Practical Christianity

Pick the word from the list that doesn’t belong:

mathematics      auto repair         socialism          Christianity

Most people, I think, would pick auto repair. It’s easy to understand why. They think of the other three as groups of ideas that involve the mind. Auto repair is different; it takes intelligence but also a skilled pair of hands. I think that many people might see auto repair as operating on a different level from the other three things. It’s more down to earth, less theoretical and more practical.

The interesting  thing about the little test above isn’t what   it reveals about how people think of auto repair. What’s interesting is what it shows about how people think of Christianity. They tend to think it’s mainly a matter of the mind. It’s about words and ideas, not things. So for many it’s in the same category as a discipline like mathematics or a philosophy like socialism. For some it’s just another subject on the long list of religious “isms” in the world. Sadly, that means that people think of Christianity as something more theoretical than practical. To them it’s something far removed from the everyday world. It may be handy at a few crucial moments in life, but it can safely be ignored the rest of the time. People seem to get along fine without it.

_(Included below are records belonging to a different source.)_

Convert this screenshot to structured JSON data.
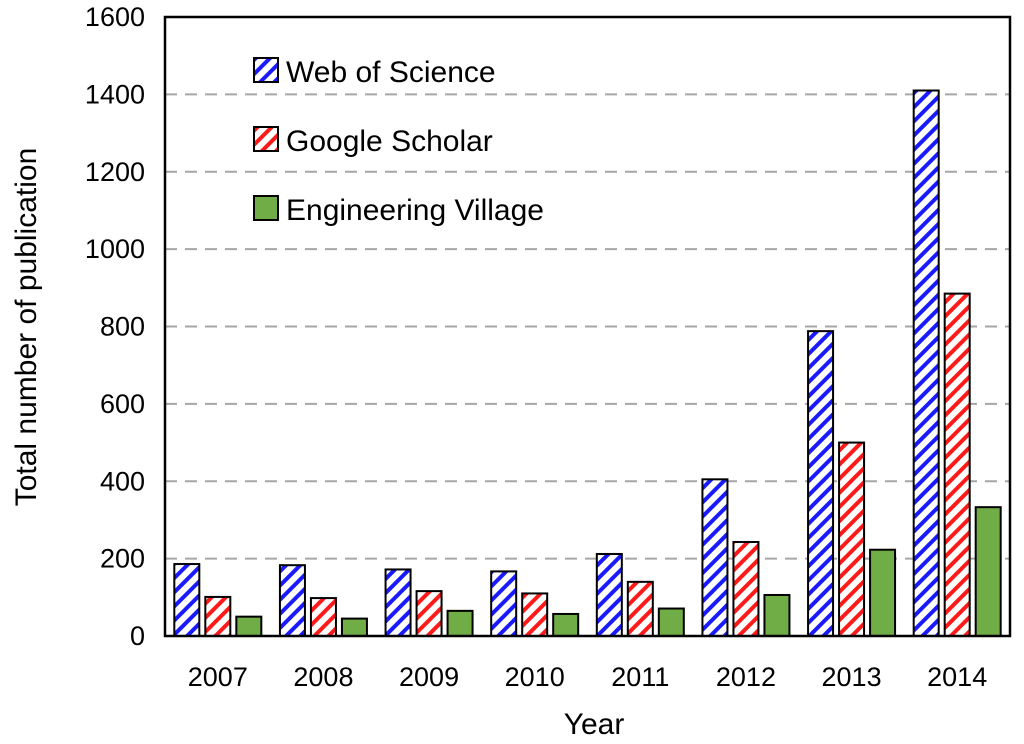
{
  "chart_data": {
    "type": "bar",
    "title": "",
    "xlabel": "Year",
    "ylabel": "Total number of publication",
    "categories": [
      "2007",
      "2008",
      "2009",
      "2010",
      "2011",
      "2012",
      "2013",
      "2014"
    ],
    "ylim": [
      0,
      1600
    ],
    "yticks": [
      0,
      200,
      400,
      600,
      800,
      1000,
      1200,
      1400,
      1600
    ],
    "grid": "horizontal dashed",
    "legend_position": "top-left",
    "series": [
      {
        "name": "Web of Science",
        "values": [
          186,
          183,
          172,
          167,
          212,
          405,
          788,
          1410
        ],
        "color": "#1a1aff",
        "fill": "diagonal-hatch"
      },
      {
        "name": "Google Scholar",
        "values": [
          101,
          98,
          116,
          110,
          140,
          243,
          500,
          885
        ],
        "color": "#ff1a1a",
        "fill": "diagonal-hatch"
      },
      {
        "name": "Engineering Village",
        "values": [
          50,
          45,
          65,
          57,
          71,
          106,
          223,
          333
        ],
        "color": "#70ad47",
        "fill": "solid"
      }
    ]
  }
}
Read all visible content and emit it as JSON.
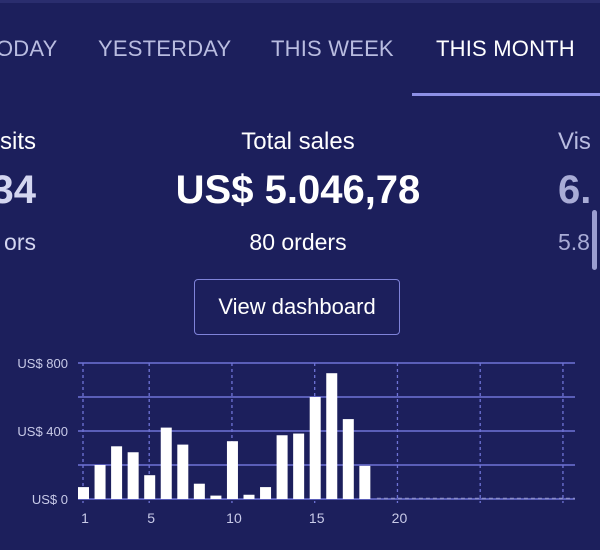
{
  "tabs": [
    {
      "label": "ODAY",
      "active": false
    },
    {
      "label": "YESTERDAY",
      "active": false
    },
    {
      "label": "THIS WEEK",
      "active": false
    },
    {
      "label": "THIS MONTH",
      "active": true
    }
  ],
  "stats": {
    "left": {
      "label": "sits",
      "value": "34",
      "sub": "ors"
    },
    "center": {
      "label": "Total sales",
      "value": "US$ 5.046,78",
      "sub": "80 orders"
    },
    "right": {
      "label": "Vis",
      "value": "6.",
      "sub": "5.8"
    }
  },
  "dashboard_button": {
    "label": "View dashboard"
  },
  "colors": {
    "background": "#1c1f5c",
    "accent": "#8d90e6",
    "bar": "#ffffff",
    "grid": "#6f73d6"
  },
  "chart_data": {
    "type": "bar",
    "x": [
      1,
      2,
      3,
      4,
      5,
      6,
      7,
      8,
      9,
      10,
      11,
      12,
      13,
      14,
      15,
      16,
      17,
      18,
      19,
      20,
      21,
      22,
      23,
      24,
      25,
      26,
      27,
      28,
      29,
      30
    ],
    "values": [
      70,
      200,
      310,
      275,
      140,
      420,
      320,
      90,
      20,
      340,
      25,
      70,
      375,
      385,
      600,
      740,
      470,
      195,
      0,
      0,
      0,
      0,
      0,
      0,
      0,
      0,
      0,
      0,
      0,
      0
    ],
    "x_ticks": [
      "1",
      "5",
      "10",
      "15",
      "20"
    ],
    "y_ticks": [
      "US$ 0",
      "US$ 400",
      "US$ 800"
    ],
    "ylim": [
      0,
      800
    ],
    "grid": true
  }
}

Christianity is all about such simple, humble things as eating bread and drinking wine.

It’s almost as if the Lord Jesus foresaw all this. Before his death, he instituted something that removes Christianity completely from the list of religious “isms” in the world and makes it far more than another set of ideas. Something, in other words, that makes Christianity less like mathematics and more like auto repair.

Before his death, Jesus took bread, broke it, gave it to   his disciples, and said, “Take; eat. This is my body, which is given for you.” Then he took a cup of wine, gave it to them, and said, “Take; drink. This is my blood, shed for you for the forgiveness of your sins. Do this in remembrance of me.”

In the Lord’s Supper, Jesus is not some vague, abstract idea. He comes “in, with, and under” the bread and wine. The disciples of Jesus take bread and eat it together. They take wine and drink it together. When they do, Jesus gives them his body and blood—and with them, the forgiveness  of all their sins. Through the simple, down-to-earth, physical act of eating bread and drinking wine, Jesus gives his followers the forgiveness of sins, life, and salvation— blessings that constitute the heart of the gospel.

You see, Christianity is all about such simple, humble things as eating bread and drinking wine. Christianity does not belong only to the world of words and ideas but also      to the world of things. In our everyday world of words and “isms,” Jesus has given us something practical to help us cling to his promises.